A spoonful of the powder, derived from the root of the Curcuma longa plant, would get mixed with a bit of black pepper and honey for her to eat, to nip the cold in the bud.

“You looked to your spice box as your medicine chest to put these concoctions together,” Chauhan says. And in that medicine chest, she says, “turmeric is the superspice.”

Chauhan’s long been touting the spice’s health benefits on her blog A Teaspoon of Turmeric and at trade shows with Arvinda’s, a Toronto-based company that sells spice blends for Indian cooking. Lately, though, it’s been less of a sell; turmeric is ubiquitous, and sprouting up in some unlikely places.

Juice companies are giving turmeric front-and-centre real estate on their labels.

The Oxley, a British pub in Toronto’s upscale Yorkville neighbourhood, has a turmeric-infused gin on its drinks menu. Vogue has hailed the turmeric tonic smoothie, and when the Capilano Tea House in Vancouver added 2016’s coffee-shop innovation, a turmeric latte, to their menu earlier this year, they didn’t exactly have lofty expectations.

Michelle Nahanee, the Capilano’s co-owner, figured they’d sell one or two drinks a week at $5 each, to super health-conscious customers. “I thought it would be a fringe drink,” she says. Much to her surprise, it became wildly popular. Health nuts loved it, but so did her aunt. Nahanee estimates about a quarter of all hot-drinks sold are now turmeric lattes.

We can’t seem to get enough of turmeric. Canada imported nearly 965,000 kg of the stuff in 2015, according to United Nations data, a 26 per cent jump from 2014 and double the amount from 10 years ago.

Market research firm Mintel flagged turmeric as a “superfood” of 2016, and online searches for turmeric grew by 56 per cent between November 2015 and January 2016, earning it the distinction of the “top trending functional food” in Google’s 2016 “Food Trends Report.”

There are now not only turmeric-infused teas, sodas and, in the case of Tu Me Beverage Co., sports drinks, but British actress Thandie Newton adds it to her moisturizer—she calls turmeric her “secret weapon” to give her skin an extra glow. That’s a claim also exploited in a facial mask by Kiehl’s. The spice’s distinct deep yellow tone is even starting to trend on fashion runways.

How did turmeric become the “it” ingredient?
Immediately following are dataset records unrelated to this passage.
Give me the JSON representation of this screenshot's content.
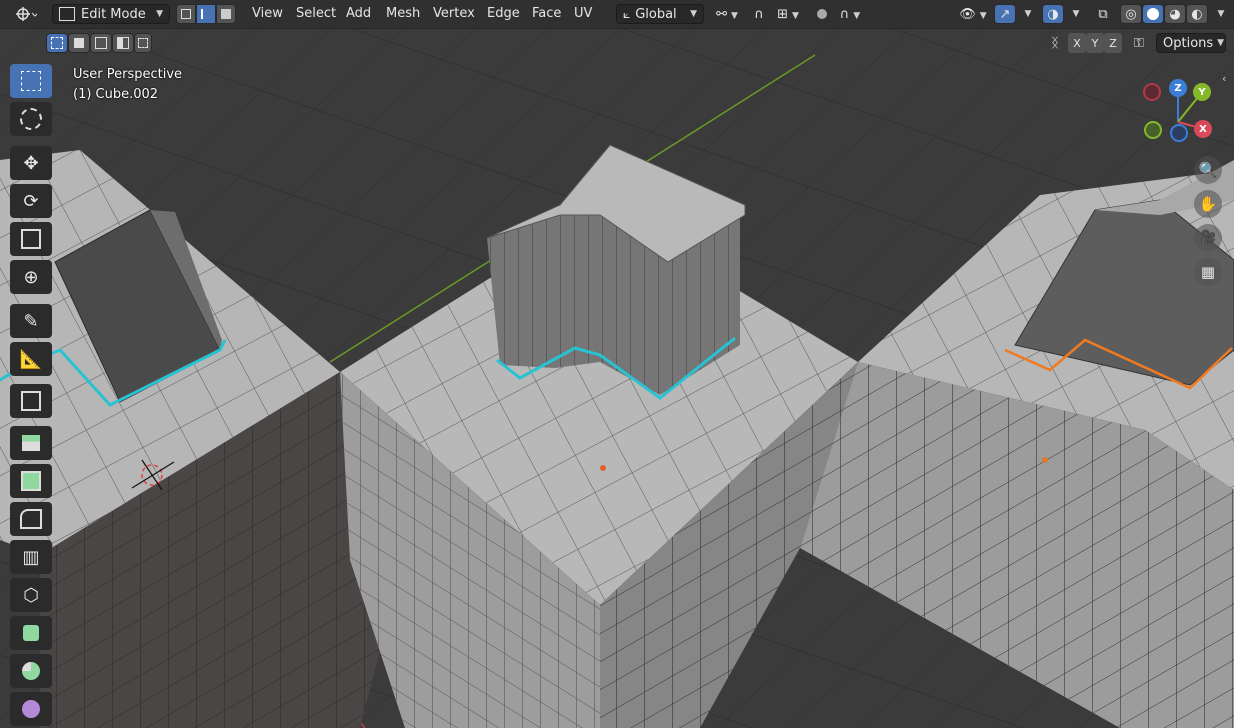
{
  "header": {
    "mode": "Edit Mode",
    "menus": [
      "View",
      "Select",
      "Add",
      "Mesh",
      "Vertex",
      "Edge",
      "Face",
      "UV"
    ],
    "orientation": "Global",
    "options": "Options",
    "axes": [
      "X",
      "Y",
      "Z"
    ]
  },
  "viewport": {
    "view_name": "User Perspective",
    "object_name": "(1) Cube.002"
  },
  "gizmo": {
    "x": "X",
    "y": "Y",
    "z": "Z"
  },
  "toolbar": {
    "tools": [
      "select-box",
      "cursor",
      "move",
      "rotate",
      "scale",
      "transform",
      "annotate",
      "measure",
      "add-cube",
      "extrude-region",
      "inset-faces",
      "bevel",
      "loop-cut",
      "knife",
      "poly-build",
      "spin",
      "smooth"
    ],
    "active_tool": "select-box"
  },
  "colors": {
    "background": "#3a3a3a",
    "accent": "#4772b3",
    "selection_cyan": "#28c3d2",
    "selection_orange": "#f07a20",
    "axis_x": "#d84a5a",
    "axis_y": "#84b82a",
    "axis_z": "#3a7ed8"
  }
}
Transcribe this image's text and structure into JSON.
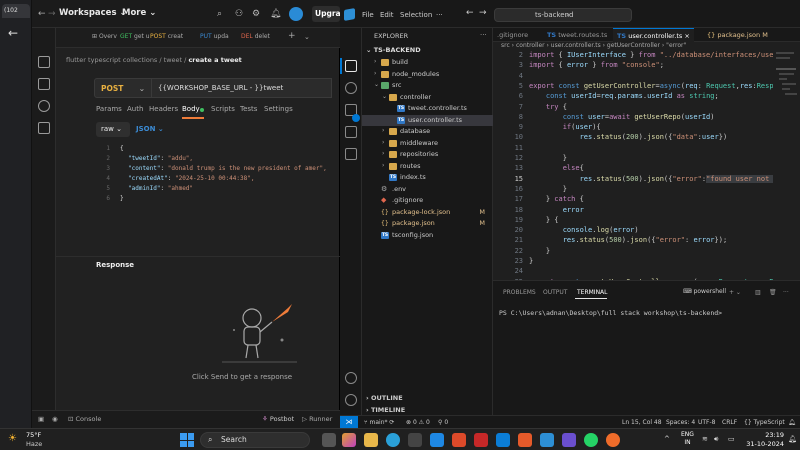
{
  "browser": {
    "tab_label": "(102",
    "back": "←"
  },
  "postman": {
    "menu": {
      "workspaces": "Workspaces",
      "more": "More",
      "upgrade": "Upgrade"
    },
    "tabs": [
      {
        "label": "Overv",
        "method": ""
      },
      {
        "label": "get u",
        "method": "GET"
      },
      {
        "label": "creat",
        "method": "POST"
      },
      {
        "label": "upda",
        "method": "PUT"
      },
      {
        "label": "delet",
        "method": "DEL"
      }
    ],
    "breadcrumb": {
      "collection": "flutter typescript collections",
      "folder": "tweet",
      "current": "create a tweet"
    },
    "request": {
      "method": "POST",
      "url": "{{WORKSHOP_BASE_URL - }}tweet"
    },
    "subtabs": [
      "Params",
      "Auth",
      "Headers",
      "Body",
      "Scripts",
      "Tests",
      "Settings"
    ],
    "body_mode": "raw",
    "body_format": "JSON",
    "body_lines": [
      {
        "n": "1",
        "text": "{"
      },
      {
        "n": "2",
        "key": "\"tweetId\"",
        "val": "\"addu\","
      },
      {
        "n": "3",
        "key": "\"content\"",
        "val": "\"donald trump is the new president of amer\","
      },
      {
        "n": "4",
        "key": "\"createdAt\"",
        "val": "\"2024-25-10 00:44:38\","
      },
      {
        "n": "5",
        "key": "\"adminId\"",
        "val": "\"ahmed\""
      },
      {
        "n": "6",
        "text": "}"
      }
    ],
    "response_label": "Response",
    "send_hint": "Click Send to get a response",
    "status": {
      "console": "Console",
      "postbot": "Postbot",
      "runner": "Runner"
    }
  },
  "vscode": {
    "menu": {
      "file": "File",
      "edit": "Edit",
      "selection": "Selection"
    },
    "search": "ts-backend",
    "explorer_title": "EXPLORER",
    "root": "TS-BACKEND",
    "tree": [
      {
        "label": "build",
        "depth": 1,
        "kind": "folder",
        "chev": "›"
      },
      {
        "label": "node_modules",
        "depth": 1,
        "kind": "folder",
        "chev": "›"
      },
      {
        "label": "src",
        "depth": 1,
        "kind": "folder-green",
        "chev": "⌄"
      },
      {
        "label": "controller",
        "depth": 2,
        "kind": "folder",
        "chev": "⌄"
      },
      {
        "label": "tweet.controller.ts",
        "depth": 3,
        "kind": "ts"
      },
      {
        "label": "user.controller.ts",
        "depth": 3,
        "kind": "ts",
        "selected": true
      },
      {
        "label": "database",
        "depth": 2,
        "kind": "folder",
        "chev": "›"
      },
      {
        "label": "middleware",
        "depth": 2,
        "kind": "folder",
        "chev": "›"
      },
      {
        "label": "repositories",
        "depth": 2,
        "kind": "folder",
        "chev": "›"
      },
      {
        "label": "routes",
        "depth": 2,
        "kind": "folder",
        "chev": "›"
      },
      {
        "label": "index.ts",
        "depth": 2,
        "kind": "ts"
      },
      {
        "label": ".env",
        "depth": 1,
        "kind": "env"
      },
      {
        "label": ".gitignore",
        "depth": 1,
        "kind": "git"
      },
      {
        "label": "package-lock.json",
        "depth": 1,
        "kind": "json",
        "mod": "M"
      },
      {
        "label": "package.json",
        "depth": 1,
        "kind": "json",
        "mod": "M"
      },
      {
        "label": "tsconfig.json",
        "depth": 1,
        "kind": "ts"
      }
    ],
    "outline": "OUTLINE",
    "timeline": "TIMELINE",
    "editor_tabs": [
      {
        "label": ".gitignore",
        "active": false
      },
      {
        "label": "tweet.routes.ts",
        "active": false
      },
      {
        "label": "user.controller.ts",
        "active": true
      },
      {
        "label": "package.json M",
        "active": false
      }
    ],
    "breadcrumb": "src › controller › user.controller.ts › getUserController › \"error\"",
    "code_lines": [
      {
        "n": "2",
        "html": "<span class='kw'>import</span> { <span class='vr'>IUserInterface</span> } <span class='kw'>from</span> <span class='st'>\"../database/interfaces/user.</span>"
      },
      {
        "n": "3",
        "html": "<span class='kw'>import</span> { <span class='vr'>error</span> } <span class='kw'>from</span> <span class='st'>\"console\"</span>;"
      },
      {
        "n": "4",
        "html": ""
      },
      {
        "n": "5",
        "html": "<span class='kw'>export</span> <span class='kw2'>const</span> <span class='fn'>getUserController</span>=<span class='kw2'>async</span>(<span class='vr'>req</span>: <span class='ty'>Request</span>,<span class='vr'>res</span>:<span class='ty'>Respon</span>"
      },
      {
        "n": "6",
        "html": "    <span class='kw2'>const</span> <span class='vr'>userId</span>=<span class='vr'>req</span>.<span class='vr'>params</span>.<span class='vr'>userId</span> <span class='kw'>as</span> <span class='ty'>string</span>;"
      },
      {
        "n": "7",
        "html": "    <span class='kw'>try</span> {"
      },
      {
        "n": "8",
        "html": "        <span class='kw2'>const</span> <span class='vr'>user</span>=<span class='kw'>await</span> <span class='fn'>getUserRepo</span>(<span class='vr'>userId</span>)"
      },
      {
        "n": "9",
        "html": "        <span class='kw'>if</span>(<span class='vr'>user</span>){"
      },
      {
        "n": "10",
        "html": "            <span class='vr'>res</span>.<span class='fn'>status</span>(<span class='nm'>200</span>).<span class='fn'>json</span>({<span class='st'>\"data\"</span>:<span class='vr'>user</span>})"
      },
      {
        "n": "11",
        "html": ""
      },
      {
        "n": "12",
        "html": "        }"
      },
      {
        "n": "13",
        "html": "        <span class='kw'>else</span>{"
      },
      {
        "n": "15",
        "html": "            <span class='vr'>res</span>.<span class='fn'>status</span>(<span class='nm'>500</span>).<span class='fn'>json</span>({<span class='st'>\"error\"</span>:<span class='st sel-hl'>\"found user not fo</span>"
      },
      {
        "n": "16",
        "html": "        }"
      },
      {
        "n": "17",
        "html": "    } <span class='kw'>catch</span> {"
      },
      {
        "n": "18",
        "html": "        <span class='vr'>error</span>"
      },
      {
        "n": "19",
        "html": "    } {"
      },
      {
        "n": "20",
        "html": "        <span class='vr'>console</span>.<span class='fn'>log</span>(<span class='vr'>error</span>)"
      },
      {
        "n": "21",
        "html": "        <span class='vr'>res</span>.<span class='fn'>status</span>(<span class='nm'>500</span>).<span class='fn'>json</span>({<span class='st'>\"error\"</span>: <span class='vr'>error</span>});"
      },
      {
        "n": "22",
        "html": "    }"
      },
      {
        "n": "23",
        "html": "}"
      },
      {
        "n": "24",
        "html": ""
      },
      {
        "n": "25",
        "html": "<span class='kw'>export</span> <span class='kw2'>const</span> <span class='fn'>createUserController</span>=<span class='kw2'>async</span>(<span class='vr'>req</span>: <span class='ty'>Request</span>,<span class='vr'>res</span>:<span class='ty'>Res</span>"
      }
    ],
    "panel_tabs": [
      "PROBLEMS",
      "OUTPUT",
      "TERMINAL"
    ],
    "panel_shell": "powershell",
    "terminal": "PS C:\\Users\\adnan\\Desktop\\full stack workshop\\ts-backend>",
    "status": {
      "branch": "main*",
      "errors": "0",
      "warnings": "0",
      "ports": "0",
      "position": "Ln 15, Col 48",
      "spaces": "Spaces: 4",
      "encoding": "UTF-8",
      "eol": "CRLF",
      "language": "{} TypeScript"
    }
  },
  "taskbar": {
    "temp": "75°F",
    "weather": "Haze",
    "search": "Search",
    "lang_top": "ENG",
    "lang_bottom": "IN",
    "time": "23:19",
    "date": "31-10-2024"
  }
}
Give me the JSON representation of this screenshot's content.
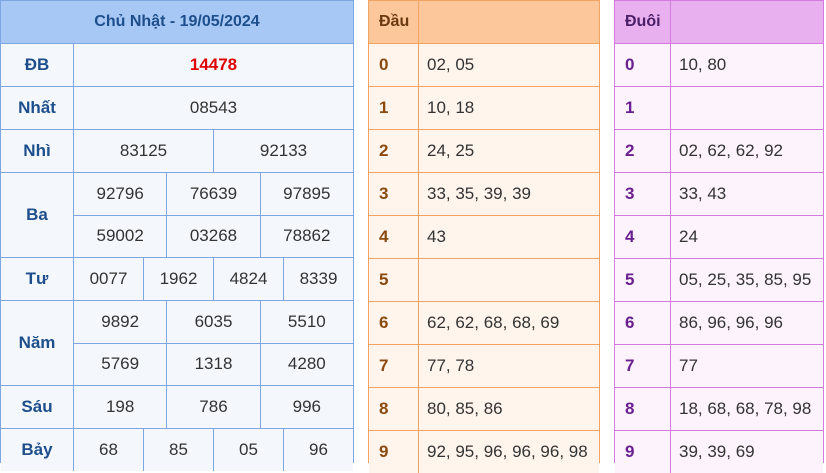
{
  "results": {
    "header": "Chủ Nhật - 19/05/2024",
    "prizes": [
      {
        "label": "ĐB",
        "lines": [
          [
            "14478"
          ]
        ]
      },
      {
        "label": "Nhất",
        "lines": [
          [
            "08543"
          ]
        ]
      },
      {
        "label": "Nhì",
        "lines": [
          [
            "83125",
            "92133"
          ]
        ]
      },
      {
        "label": "Ba",
        "lines": [
          [
            "92796",
            "76639",
            "97895"
          ],
          [
            "59002",
            "03268",
            "78862"
          ]
        ]
      },
      {
        "label": "Tư",
        "lines": [
          [
            "0077",
            "1962",
            "4824",
            "8339"
          ]
        ]
      },
      {
        "label": "Năm",
        "lines": [
          [
            "9892",
            "6035",
            "5510"
          ],
          [
            "5769",
            "1318",
            "4280"
          ]
        ]
      },
      {
        "label": "Sáu",
        "lines": [
          [
            "198",
            "786",
            "996"
          ]
        ]
      },
      {
        "label": "Bảy",
        "lines": [
          [
            "68",
            "85",
            "05",
            "96"
          ]
        ]
      }
    ]
  },
  "dau": {
    "header": "Đầu",
    "rows": [
      {
        "k": "0",
        "v": "02, 05"
      },
      {
        "k": "1",
        "v": "10, 18"
      },
      {
        "k": "2",
        "v": "24, 25"
      },
      {
        "k": "3",
        "v": "33, 35, 39, 39"
      },
      {
        "k": "4",
        "v": "43"
      },
      {
        "k": "5",
        "v": ""
      },
      {
        "k": "6",
        "v": "62, 62, 68, 68, 69"
      },
      {
        "k": "7",
        "v": "77, 78"
      },
      {
        "k": "8",
        "v": "80, 85, 86"
      },
      {
        "k": "9",
        "v": "92, 95, 96, 96, 96, 98"
      }
    ]
  },
  "duoi": {
    "header": "Đuôi",
    "rows": [
      {
        "k": "0",
        "v": "10, 80"
      },
      {
        "k": "1",
        "v": ""
      },
      {
        "k": "2",
        "v": "02, 62, 62, 92"
      },
      {
        "k": "3",
        "v": "33, 43"
      },
      {
        "k": "4",
        "v": "24"
      },
      {
        "k": "5",
        "v": "05, 25, 35, 85, 95"
      },
      {
        "k": "6",
        "v": "86, 96, 96, 96"
      },
      {
        "k": "7",
        "v": "77"
      },
      {
        "k": "8",
        "v": "18, 68, 68, 78, 98"
      },
      {
        "k": "9",
        "v": "39, 39, 69"
      }
    ]
  },
  "colors": {
    "special_prize": "#e00000",
    "results_header_bg": "#a7c7f5",
    "dau_header_bg": "#fcc89b",
    "duoi_header_bg": "#e9b0ef"
  }
}
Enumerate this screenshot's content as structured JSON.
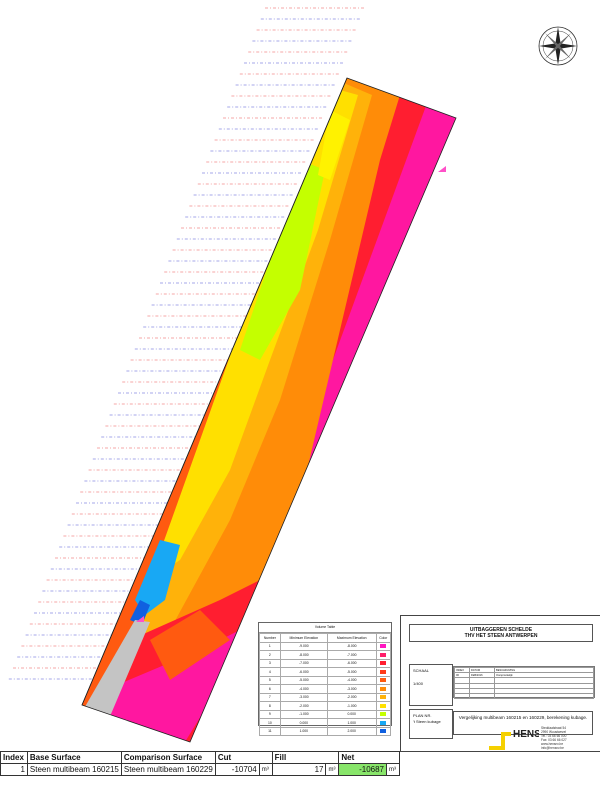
{
  "map": {
    "colors": {
      "magenta": "#ff17a0",
      "red": "#ff1e30",
      "orange_red": "#ff5a10",
      "orange": "#ff8c08",
      "amber": "#ffb20a",
      "yellow": "#fff200",
      "yellow_green": "#c4ff00",
      "cyan": "#18a8f4",
      "gray": "#c4c4c4",
      "label_red": "#f06060",
      "label_blue": "#5a60d8"
    }
  },
  "volume_table": {
    "title": "Volume Table",
    "headers": [
      "Number",
      "Minimum Elevation",
      "Maximum Elevation",
      "Color"
    ],
    "rows": [
      {
        "n": "1",
        "min": "-9.000",
        "max": "-8.000",
        "color": "#ff17c0"
      },
      {
        "n": "2",
        "min": "-8.000",
        "max": "-7.000",
        "color": "#ff1e6a"
      },
      {
        "n": "3",
        "min": "-7.000",
        "max": "-6.000",
        "color": "#ff1e30"
      },
      {
        "n": "4",
        "min": "-6.000",
        "max": "-5.000",
        "color": "#ff3a18"
      },
      {
        "n": "5",
        "min": "-5.000",
        "max": "-4.000",
        "color": "#ff5a10"
      },
      {
        "n": "6",
        "min": "-4.000",
        "max": "-3.000",
        "color": "#ff8c08"
      },
      {
        "n": "7",
        "min": "-3.000",
        "max": "-2.000",
        "color": "#ffb20a"
      },
      {
        "n": "8",
        "min": "-2.000",
        "max": "-1.000",
        "color": "#ffe000"
      },
      {
        "n": "9",
        "min": "-1.000",
        "max": "0.000",
        "color": "#c4ff00"
      },
      {
        "n": "10",
        "min": "0.000",
        "max": "1.000",
        "color": "#18a8f4"
      },
      {
        "n": "11",
        "min": "1.000",
        "max": "2.000",
        "color": "#1060e0"
      }
    ]
  },
  "title_block": {
    "title_line1": "UITBAGGEREN SCHELDE",
    "title_line2": "THV HET STEEN ANTWERPEN",
    "scale_label": "SCHAAL",
    "scale_value": "1/400",
    "rev_headers": [
      "INDEX",
      "DATUM",
      "BESCHRIJVING"
    ],
    "rev_row": [
      "00",
      "FEB/2016",
      "Oorspronkelijk"
    ],
    "plan_label": "PLAN NR.",
    "plan_value": "'t Steen kubage",
    "description": "Vergelijking multibeam 160215 en 160229, berekening kubage."
  },
  "company": {
    "name": "HENS",
    "address": [
      "Steddaalstraat 54",
      "2990 Wuustwezel",
      "Tel.: 03 66 66 000",
      "Fax: 03 66 66 027",
      "www.hensnv.be",
      "info@hensnv.be"
    ]
  },
  "results": {
    "headers": {
      "index": "Index",
      "base": "Base Surface",
      "comparison": "Comparison Surface",
      "cut": "Cut",
      "fill": "Fill",
      "net": "Net"
    },
    "row": {
      "index": "1",
      "base": "Steen multibeam 160215",
      "comparison": "Steen multibeam 160229",
      "cut": "-10704",
      "cut_unit": "m³",
      "fill": "17",
      "fill_unit": "m³",
      "net": "-10687",
      "net_unit": "m³"
    }
  }
}
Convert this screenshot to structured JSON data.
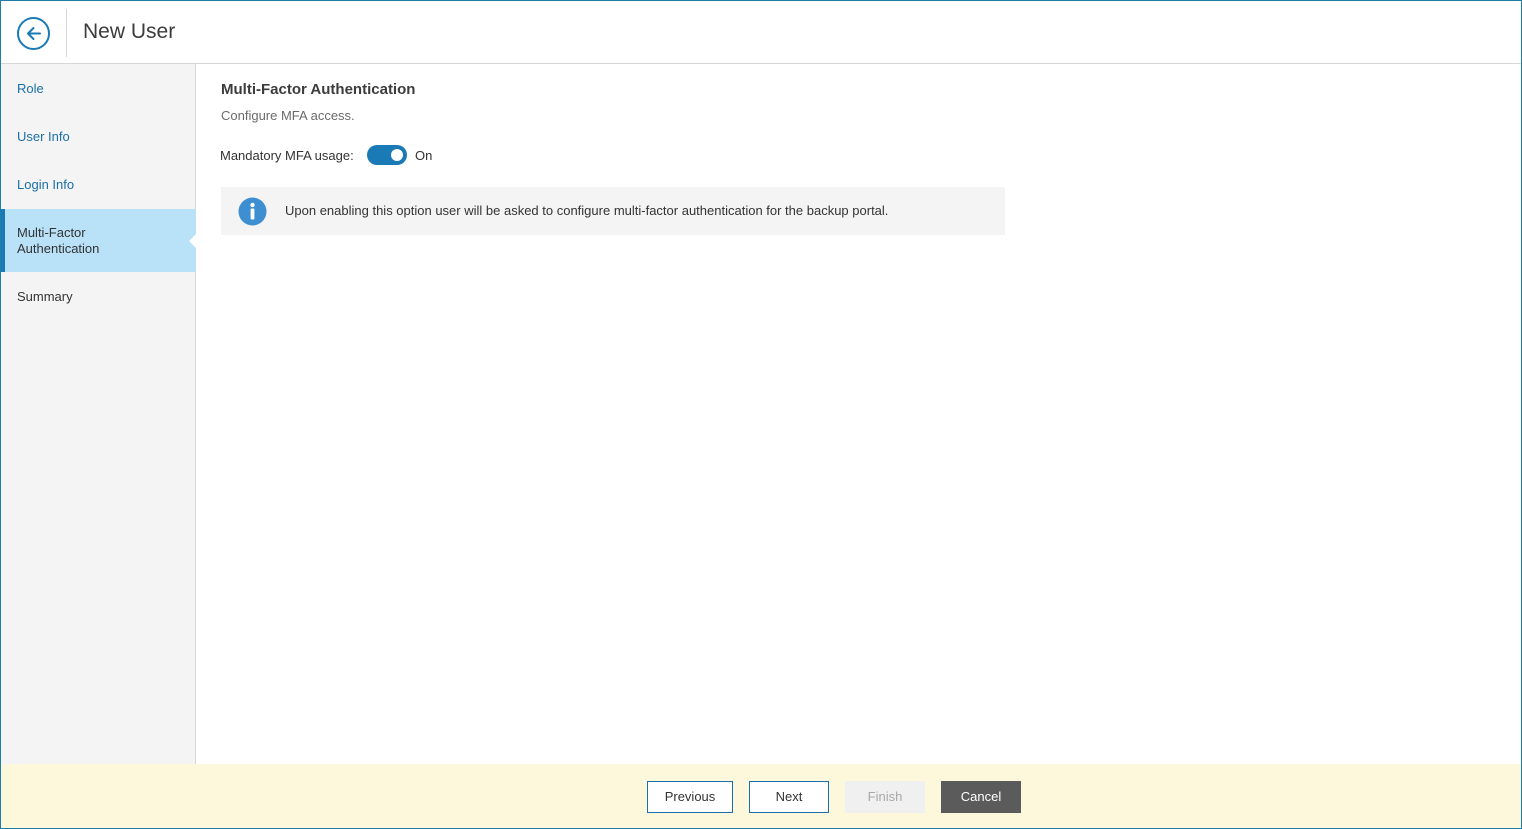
{
  "header": {
    "title": "New User",
    "back_icon": "arrow-left-icon"
  },
  "sidebar": {
    "steps": [
      {
        "label": "Role",
        "state": "link"
      },
      {
        "label": "User Info",
        "state": "link"
      },
      {
        "label": "Login Info",
        "state": "link"
      },
      {
        "label": "Multi-Factor Authentication",
        "state": "active"
      },
      {
        "label": "Summary",
        "state": "pending"
      }
    ]
  },
  "main": {
    "title": "Multi-Factor Authentication",
    "subtitle": "Configure MFA access.",
    "mfa_toggle": {
      "label": "Mandatory MFA usage:",
      "state_label": "On",
      "enabled": true
    },
    "info": {
      "icon": "info-icon",
      "text": "Upon enabling this option user will be asked to configure multi-factor authentication for the backup portal."
    }
  },
  "footer": {
    "previous_label": "Previous",
    "next_label": "Next",
    "finish_label": "Finish",
    "cancel_label": "Cancel"
  },
  "colors": {
    "accent": "#1a7ab5",
    "active_step_bg": "#b9e1f8",
    "footer_bg": "#fdf8dc",
    "cancel_bg": "#5b5b5b"
  }
}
It started with its much-touted health benefits. TV personality Dr. Oz called it “the spice of life” for its ability to “clear out brain-clogging proteins that might lead to Alzheimer’s disease.”

Gwyneth Paltrow’s popular lifestyle website Goop.com recently trumpeted its anti-inflammatory properties. Others have linked turmeric to relieving arthritis, fighting leukemia and preventing some types of cancer.

Those claims sound too good to be true, and they just might be. Turmeric’s health benefits are often attributed to the active ingredient curcumin, and while there are studies that support curcumin’s anti-inflammatory or anti-cancer properties, many of these studies were conducted on animals or in vitro.

“There is little reliable evidence to support the use of turmeric for any health condition,” according to the National Center for Complementary and Integrative Health, a U.S. federal agency.

When Barbara Delage, a scientist with the Linus Pauling Institute’s Micronutrient Information Center at Oregon State University, did a thorough review of the published literature on curcumin, she found little evidence to support it as a miracle ingredient. “Curcumin in humans is not bioavailable, meaning you can eat a lot of curcumin in supplements, but very little if any will reach the blood, let alone tissues,” she says.

But the patina of healthfulness has made turmeric the next wellness fad. Certainly there’s no downside to eating it. That is, other than having your clothing terribly stained by the powder.

Chauhan has a easy fix: “I make sure when I’m cooking with turmeric to have yellow on.”